Con sentenza n. 692/2015, resa il 29/07/2015, il Tribunale adito accolse la domanda di parte attrice e respinse quella riconvenzionale di usucapione, condannando i convenuti, in solido, alla rimozione del manufatto realizzato sulla striscia contesa e al pagamento della somma di € 200,00 mensili per ogni mese di occupazione abusiva a decorrere dal luglio 2005 fino all’effettiva rimozione.
Il giudizio di gravame, incardinato da RAGIONE_SOCIALE e dalla RAGIONE_SOCIALE, si concluse, nella resistenza del condominio NOME e nella contumacia dei restanti appellati, con la sentenza n. 910/2019, pubblicata il 4/06/2019, con la quale la Corte d’Appello di Ancona rigettò l’appello, sul presupposto che il bene conteso, in assenza di titoli contrari, ricadesse nella presunzione di condominialità ai sensi dell’art. 1117 cod. civ., che lo stesso non potesse considerarsi pertinenza dell’unità immobiliare del condomino COGNOME NOME e che non fosse rimasto provato il dedotto acquisto di detto bene a titolo di usucapione da parte di quest’ultimo.

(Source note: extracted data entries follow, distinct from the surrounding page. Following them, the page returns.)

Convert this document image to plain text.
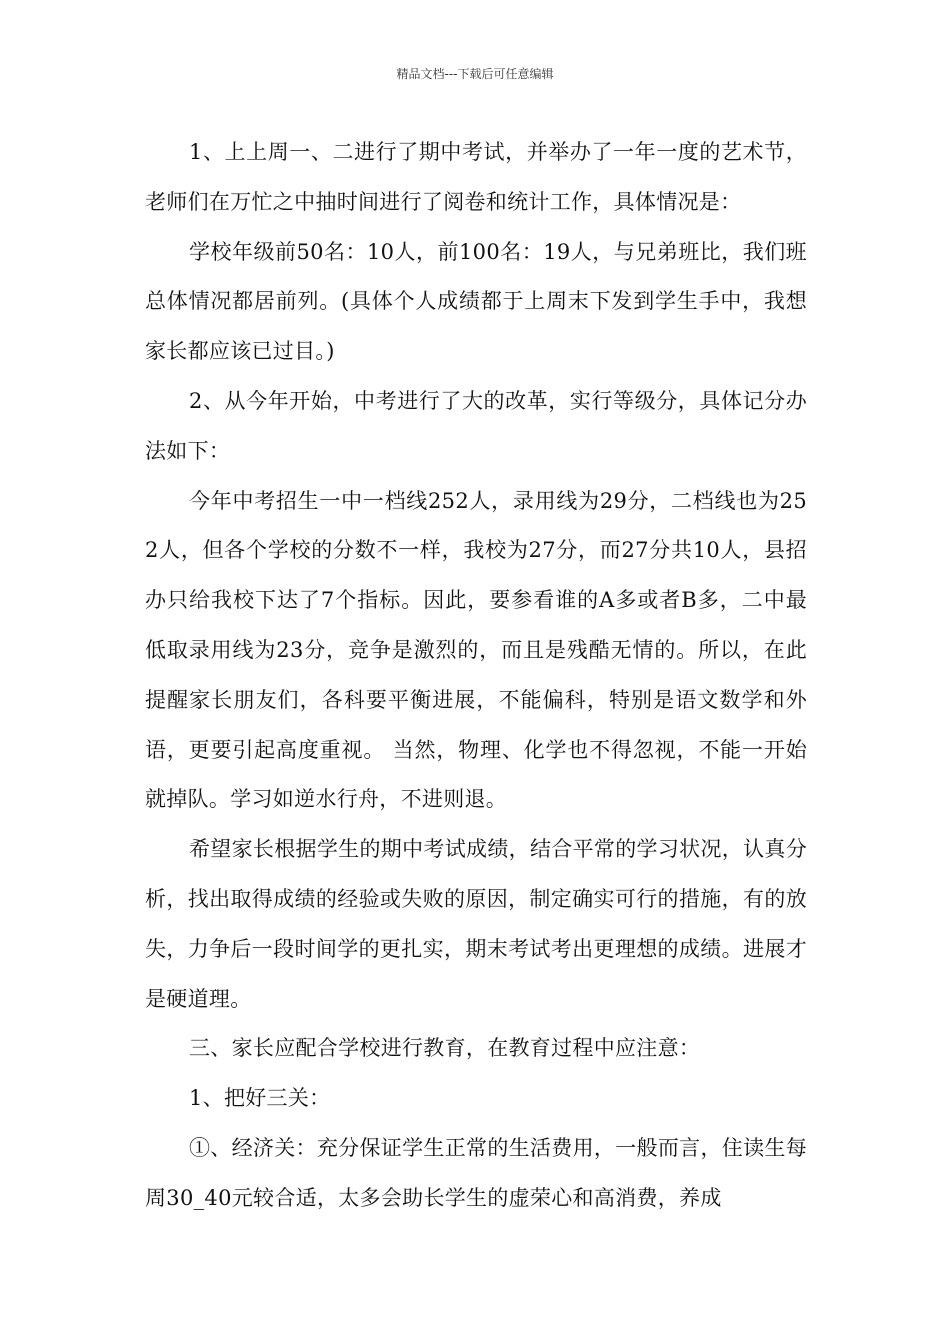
精品文档---下载后可任意编辑

1、上上周一、二进行了期中考试，并举办了一年一度的艺术节，老师们在万忙之中抽时间进行了阅卷和统计工作，具体情况是：

学校年级前50名：10人，前100名：19人，与兄弟班比，我们班总体情况都居前列。(具体个人成绩都于上周末下发到学生手中，我想家长都应该已过目。)

2、从今年开始，中考进行了大的改革，实行等级分，具体记分办法如下：

今年中考招生一中一档线252人，录用线为29分，二档线也为252人，但各个学校的分数不一样，我校为27分，而27分共10人，县招办只给我校下达了7个指标。因此，要参看谁的A多或者B多，二中最低取录用线为23分，竞争是激烈的，而且是残酷无情的。所以，在此提醒家长朋友们，各科要平衡进展，不能偏科，特别是语文数学和外语，更要引起高度重视。 当然，物理、化学也不得忽视，不能一开始就掉队。学习如逆水行舟，不进则退。

希望家长根据学生的期中考试成绩，结合平常的学习状况，认真分析，找出取得成绩的经验或失败的原因，制定确实可行的措施，有的放失，力争后一段时间学的更扎实，期末考试考出更理想的成绩。进展才是硬道理。

三、家长应配合学校进行教育，在教育过程中应注意：

1、把好三关：

①、经济关：充分保证学生正常的生活费用，一般而言，住读生每周30_40元较合适，太多会助长学生的虚荣心和高消费，养成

Contro la predetta sentenza RAGIONE_SOCIALE e RAGIONE_SOCIALE hanno proposto ricorso per cassazione, affidato a quattro motivi.
Il RAGIONE_SOCIALE RAGIONE_SOCIALE di INDIRIZZO, ha resistito con controricorso.
Sono invece rimasti intimati COGNOME NOME, COGNOME NOME, COGNOME NOME, COGNOME NOME, COGNOME NOME, COGNOME NOME, COGNOME NOME, COGNOME NOMENOME COGNOME NOME, COGNOME NOME, COGNOME NOME, COGNOME NOME, COGNOME NOME, COGNOME NOME, COGNOME NOME, COGNOME NOME, COGNOME NOME, COGNOME NOME, COGNOME NOME, COGNOME NOME, COGNOME NOME, COGNOME NOME, COGNOME NOME, COGNOME NOME, COGNOME NOME, COGNOME NOME, COGNOME NOME, COGNOME NOME, COGNOME NOME, COGNOME NOME, COGNOME NOME, COGNOME NOME, COGNOME NOME, COGNOME NOME, COGNOME NOME, COGNOME NOMENOME COGNOME NOME, COGNOME NOME, COGNOME NOME, COGNOME NOME, COGNOME NOME, COGNOME NOME, COGNOME NOME, COGNOME NOME, COGNOME NOME e COGNOME NOME.
Il Consigliere delegato ha formulato proposta di definizione del giudizio ai sensi dell’art. 380 -bis cod. proc. civ., ritualmente comunicata alle parti.
In seguito a tale comunicazione, i ricorrenti, a mezzo del difensore munito di nuova procura speciale, hanno chiesto la decisione del ricorso.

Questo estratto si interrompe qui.